Flowers truly are miracles: tell me, if the only kind of intelligence is the human kind, how did every plant that sets a seed come to (successfully) open up its reproductive process to third-party participation? I don't mean to say that plants are out there secretly hedging foreign currency markets, but that our ways of gathering and leveraging knowledge are based on the space we live in. The fish in the pond out front are smart in finny ways, my dogs are good at sniffing and stealing, and people excel at thinking about themselves.
But if you do somehow find yourself thinking about flowers, you can easily see the wonderful shopping experience they represent for the bees. Every one is attempting to cut the deal that gets the pollination done. Some, like apple trees, are hard bargainers: each bloom is pip-squeaky about how much nectar and pollen it doles out, but there are tons of flowers, all nearby, and not much else going at the time. The honeybee in my back yard, in the picture up there, is just about drunk as a skunk in a puddle of nectar on the bottom of THAT bloom. The deal is probably like this: "I know you have lots of places to go, and things to do, but I will fill you up in one swell stop, and invite you to root around ALOT by offering tons of nectar and pollen. Unfortunately, I am only open mornings, so I need to get you here right away (so I will make a huge, bright flower)." You know all those seeds inside a pumpkin? Each one required a pollen grain delivery, so you can see that the plant wants that bee in there a long time, rolling around.
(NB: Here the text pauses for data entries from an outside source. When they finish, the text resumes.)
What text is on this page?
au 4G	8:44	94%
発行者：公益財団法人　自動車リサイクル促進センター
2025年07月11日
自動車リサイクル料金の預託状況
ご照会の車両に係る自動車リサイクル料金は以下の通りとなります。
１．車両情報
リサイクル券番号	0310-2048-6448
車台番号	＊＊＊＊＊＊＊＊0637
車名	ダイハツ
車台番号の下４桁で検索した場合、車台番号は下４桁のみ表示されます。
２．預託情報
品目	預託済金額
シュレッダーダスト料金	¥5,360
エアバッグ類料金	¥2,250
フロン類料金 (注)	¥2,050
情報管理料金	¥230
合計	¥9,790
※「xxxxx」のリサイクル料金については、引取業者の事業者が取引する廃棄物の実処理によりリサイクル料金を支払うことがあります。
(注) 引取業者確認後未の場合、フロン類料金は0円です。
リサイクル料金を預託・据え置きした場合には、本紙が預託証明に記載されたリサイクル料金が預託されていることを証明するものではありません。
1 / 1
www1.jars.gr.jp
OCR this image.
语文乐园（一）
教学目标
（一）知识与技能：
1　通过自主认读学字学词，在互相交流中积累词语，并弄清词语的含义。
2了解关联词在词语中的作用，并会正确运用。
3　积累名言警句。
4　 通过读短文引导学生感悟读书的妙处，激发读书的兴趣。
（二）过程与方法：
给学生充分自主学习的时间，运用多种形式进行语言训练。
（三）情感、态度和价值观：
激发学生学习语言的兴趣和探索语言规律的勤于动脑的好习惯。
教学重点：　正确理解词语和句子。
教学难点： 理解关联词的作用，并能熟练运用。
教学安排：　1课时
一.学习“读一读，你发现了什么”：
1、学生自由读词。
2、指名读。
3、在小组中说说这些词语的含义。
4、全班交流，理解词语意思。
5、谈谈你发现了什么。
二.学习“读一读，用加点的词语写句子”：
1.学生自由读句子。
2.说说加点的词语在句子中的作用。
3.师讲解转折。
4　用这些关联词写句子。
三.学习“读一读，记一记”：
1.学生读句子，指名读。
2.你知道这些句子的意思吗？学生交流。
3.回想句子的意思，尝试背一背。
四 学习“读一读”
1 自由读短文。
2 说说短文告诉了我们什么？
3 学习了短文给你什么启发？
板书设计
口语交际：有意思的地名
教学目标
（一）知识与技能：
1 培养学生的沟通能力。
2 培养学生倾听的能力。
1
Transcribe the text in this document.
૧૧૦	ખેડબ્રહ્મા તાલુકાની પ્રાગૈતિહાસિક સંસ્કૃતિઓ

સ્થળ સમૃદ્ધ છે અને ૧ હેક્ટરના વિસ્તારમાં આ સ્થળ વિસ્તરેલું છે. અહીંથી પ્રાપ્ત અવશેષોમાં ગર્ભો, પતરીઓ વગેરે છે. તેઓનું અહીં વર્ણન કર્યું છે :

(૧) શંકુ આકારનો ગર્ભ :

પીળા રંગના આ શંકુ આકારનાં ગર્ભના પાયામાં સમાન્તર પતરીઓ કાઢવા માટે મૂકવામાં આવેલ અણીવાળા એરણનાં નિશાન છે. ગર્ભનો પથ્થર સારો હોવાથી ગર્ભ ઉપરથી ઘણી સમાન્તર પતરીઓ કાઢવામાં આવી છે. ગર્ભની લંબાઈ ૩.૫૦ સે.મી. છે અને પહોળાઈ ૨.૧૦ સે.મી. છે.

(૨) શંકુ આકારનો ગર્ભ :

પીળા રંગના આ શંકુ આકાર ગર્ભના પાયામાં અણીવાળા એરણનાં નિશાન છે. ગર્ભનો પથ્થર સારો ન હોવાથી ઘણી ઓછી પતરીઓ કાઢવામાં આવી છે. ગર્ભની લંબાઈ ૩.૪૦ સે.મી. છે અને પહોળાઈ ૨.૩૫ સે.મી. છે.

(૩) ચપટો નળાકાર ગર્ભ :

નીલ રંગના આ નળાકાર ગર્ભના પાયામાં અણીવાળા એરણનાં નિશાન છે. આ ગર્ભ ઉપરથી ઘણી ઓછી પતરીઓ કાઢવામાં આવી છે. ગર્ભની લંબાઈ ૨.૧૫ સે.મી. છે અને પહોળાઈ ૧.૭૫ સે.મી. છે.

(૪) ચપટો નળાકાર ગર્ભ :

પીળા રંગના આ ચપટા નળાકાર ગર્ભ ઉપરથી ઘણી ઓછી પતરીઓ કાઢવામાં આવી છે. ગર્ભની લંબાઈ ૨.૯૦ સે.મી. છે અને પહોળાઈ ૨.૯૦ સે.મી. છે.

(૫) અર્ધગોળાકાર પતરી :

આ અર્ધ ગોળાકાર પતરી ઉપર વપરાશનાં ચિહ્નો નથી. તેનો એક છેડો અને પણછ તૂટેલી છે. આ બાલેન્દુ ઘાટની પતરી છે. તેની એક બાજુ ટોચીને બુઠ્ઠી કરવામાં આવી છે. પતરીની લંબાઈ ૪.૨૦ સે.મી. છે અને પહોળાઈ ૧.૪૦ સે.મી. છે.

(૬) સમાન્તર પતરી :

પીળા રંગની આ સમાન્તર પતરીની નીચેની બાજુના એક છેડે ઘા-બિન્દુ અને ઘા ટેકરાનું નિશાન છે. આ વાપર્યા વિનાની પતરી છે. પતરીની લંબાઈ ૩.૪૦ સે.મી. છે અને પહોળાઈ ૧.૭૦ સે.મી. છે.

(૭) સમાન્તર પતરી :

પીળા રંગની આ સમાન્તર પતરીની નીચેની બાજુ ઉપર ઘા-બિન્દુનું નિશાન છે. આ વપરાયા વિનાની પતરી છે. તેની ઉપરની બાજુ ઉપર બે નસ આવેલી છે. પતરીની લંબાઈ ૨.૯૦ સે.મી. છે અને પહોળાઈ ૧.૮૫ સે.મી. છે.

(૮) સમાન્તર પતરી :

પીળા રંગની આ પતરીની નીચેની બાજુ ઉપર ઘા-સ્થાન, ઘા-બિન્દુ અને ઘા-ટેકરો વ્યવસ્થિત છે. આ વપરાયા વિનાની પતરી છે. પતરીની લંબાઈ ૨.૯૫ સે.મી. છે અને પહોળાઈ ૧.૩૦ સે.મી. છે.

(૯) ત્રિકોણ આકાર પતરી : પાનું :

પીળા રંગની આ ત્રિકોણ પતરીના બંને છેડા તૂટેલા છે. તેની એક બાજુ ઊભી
So each plant develops its marketing strategy of size, color, smell, rewards, and even configuration to attract the right kind of pollination. Some even concoct little landing strips that you can see in UV light: they kind of point at the good stuff. So next time you walk in a garden, or a flowery field, experience the sales pitch. A whiff of wonderful scent turns your head one way, a glorious bloom makes your head tilt right, a carpet of color draws your eye down. It reminds me of walking in markets in the Middle East, where vendors and merchants call to you, invite you to dicker, and serve you a cup of sweet tea.
But don't try to deal with the corn. The wind-pollinated crops, like grasses, don't even try. They just shake their tassles in a self-satisfied way.